For instance, line 74:

 B;	0à.\u05D0;	;	xn--0-sfa.xn--4db	#	0à.א

which should fail [B1] because the first character has Bidi property EN, not
L, R or AL, and line 93:

 B;	àˇ.\u05D0;	;	xn--0ca88g.xn--4db	#	àˇ.א

which should fail [B6] because “ˇ” has Bidi property ON, not L, EN or NSM.

This is quite a common problem in the file.

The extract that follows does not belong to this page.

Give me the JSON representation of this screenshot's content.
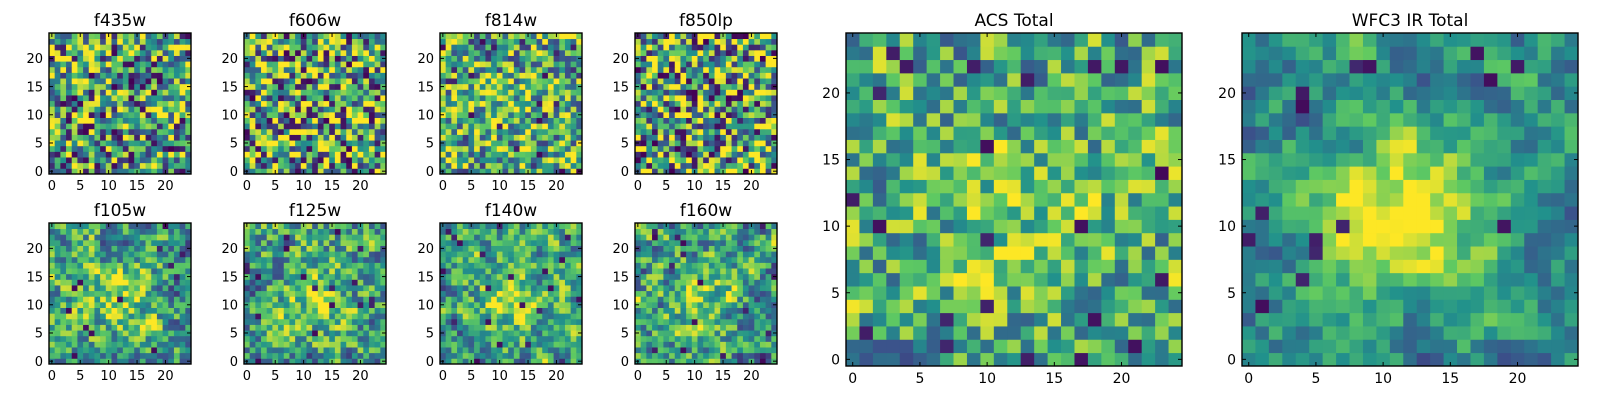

(I've already mentioned this on the Unicode mailing list and was asked by Mark
Davis to report it here.)

Error Reports


Other Reports

Date/Time: Wed Jan 18 20:03:59 CST 2017
Name: Eric Muller
Report Type: Error Report
Opt Subject: Text for Devanagari RA + vocalic liquids

The current text, TUS 9.0, top of p 460

The phonological sequence /r vocalic_r/ can graphically appear either as 
<myriad>RA<sub>l</sub></myriad> with a vowel sign 
for the vocalic_r, or as <smcp>VOCALIC R</smcp> with a superscript 
mark <myriad>RA<sub>sup</sub></myriad>.

I suggest to:

- add "<myriad>VOWEL SIGN VOCALIC R<sub>vs</sub></myriad>" 
	before the comma (or just after the "sign" that precedes it),

- replace "<smcp>VOCALIC R</smcp>" by "<myriad>LETTER 
	VOCALIC R<sub>l</sub></myriad>"Eric.

Date/Time: Sat Jan 21 17:12:39 CST 2017
Name: Karl Williamson
Report Type: Other Question, Problem, or Feedback
Opt Subject: Best practices for replacing UTF-8 overlongs

A little over a month ago, I wrote a question to the unicode mailing list concerning 
the current rules in TUS for handling overlongs.  Its message id was 
<20083c6b-c861-b197-5fdb-d091daaeb517@khwilliamson.com>.  In short, I believe 
the best practices are wrong.  This started a thread of comments, but no official 
explanation from any one in Unicode as to the rationale of why it is the way it is. 
Ken Whistler explicitly declined to defend the current text.  And I found out that 
implementations, like ICU, do it the way I think it should be done.

I would like the text changed to promote the ICU implementation as the best practice.